Two months after the gene injections, when treated muscle fibers were compared with untreated muscle fibers, the investigators saw:

  • robust production of dystrophin from the microdystrophin genes (microdystrophin protein);
  • restoration of a cluster of proteins at the muscle-fiber membrane that is disrupted when dystrophin is absent;
  • much less calcification of muscle;
  • substantially less scar tissue (fibrosis);
  • less invasion of muscle tissue by inflammatory cells;
  • more normal muscle fiber size; and
  • significant protection of muscle fibers against the weakness that occurs with repeated contractions in dystrophin-deficient muscles.

The investigators saw no evidence of an immune response against either the newly made microdystrophin or the viral delivery vehicle. However, somewhat surprisingly, they saw an abundance of immune system T cells in the treated muscle fibers.
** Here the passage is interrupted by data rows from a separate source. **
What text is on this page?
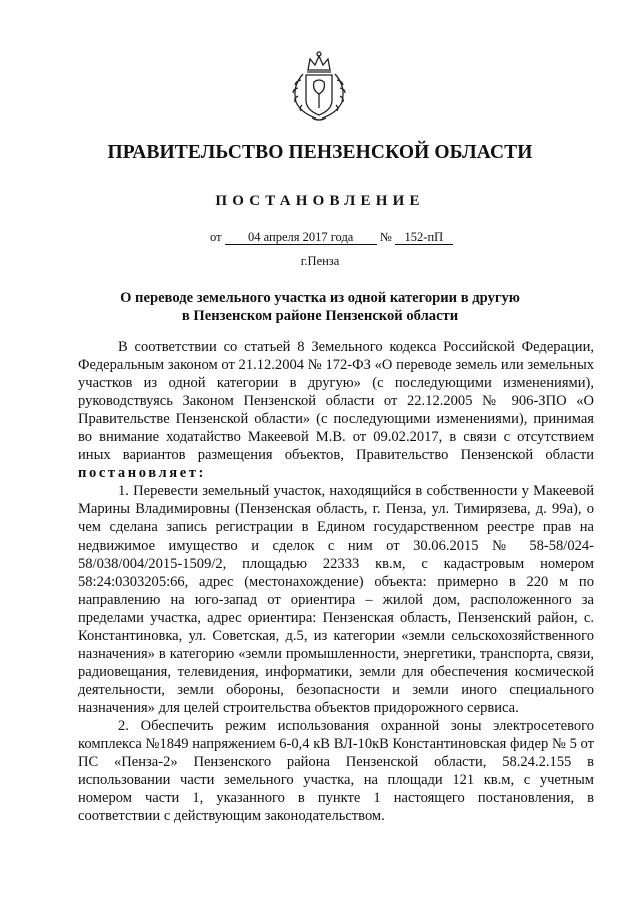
ПРАВИТЕЛЬСТВО ПЕНЗЕНСКОЙ ОБЛАСТИ
ПОСТАНОВЛЕНИЕ
от 04 апреля 2017 года № 152-пП
г.Пенза
О переводе земельного участка из одной категории в другую
в Пензенском районе Пензенской области

В соответствии со статьей 8 Земельного кодекса Российской Федерации, Федеральным законом от 21.12.2004 № 172-ФЗ «О переводе земель или земельных участков из одной категории в другую» (с последующими изменениями), руководствуясь Законом Пензенской области от 22.12.2005 № 906-ЗПО «О Правительстве Пензенской области» (с последующими изменениями), принимая во внимание ходатайство Макеевой М.В. от 09.02.2017, в связи с отсутствием иных вариантов размещения объектов, Правительство Пензенской области постановляет:

1. Перевести земельный участок, находящийся в собственности у Макеевой Марины Владимировны (Пензенская область, г. Пенза, ул. Тимирязева, д. 99а), о чем сделана запись регистрации в Едином государственном реестре прав на недвижимое имущество и сделок с ним от 30.06.2015 № 58-58/024-58/038/004/2015-1509/2, площадью 22333 кв.м, с кадастровым номером 58:24:0303205:66, адрес (местонахождение) объекта: примерно в 220 м по направлению на юго-запад от ориентира – жилой дом, расположенного за пределами участка, адрес ориентира: Пензенская область, Пензенский район, с. Константиновка, ул. Советская, д.5, из категории «земли сельскохозяйственного назначения» в категорию «земли промышленности, энергетики, транспорта, связи, радиовещания, телевидения, информатики, земли для обеспечения космической деятельности, земли обороны, безопасности и земли иного специального назначения» для целей строительства объектов придорожного сервиса.

2. Обеспечить режим использования охранной зоны электросетевого комплекса №1849 напряжением 6-0,4 кВ ВЛ-10кВ Константиновская фидер № 5 от ПС «Пенза-2» Пензенского района Пензенской области, 58.24.2.155 в использовании части земельного участка, на площади 121 кв.м, с учетным номером части 1, указанного в пункте 1 настоящего постановления, в соответствии с действующим законодательством.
The effects of the T cells and the reasons for their presence remain unclear.

What makes these experiments different

Commenting on the relative success of the current gene therapy experiments in dystrophin-deficient dogs compared to other DMD dog gene transfer experiments, the investigators note that

  • the specific microdystrophin construct used in these experiments was different from that used in other experiments;
  • the experimental design was different from that used in other studies;
  • the gene delivery strategy was different; and
  • the age of the dogs was different (older).

"In summary," the researchers say, "our results have cleared uncertainty on microdystrophin therapy arisen from other dog studies. However, compared with what was reported in the mouse model, the improvement we saw in dystrophic dogs remained suboptimal."

For more about this study, see the Jan. 15, 2013, press release from the University of Missouri.

For more information

Work continues on optimizing dystrophin-based gene therapy, particularly with respect to overcoming unwanted immune responses to this strategy.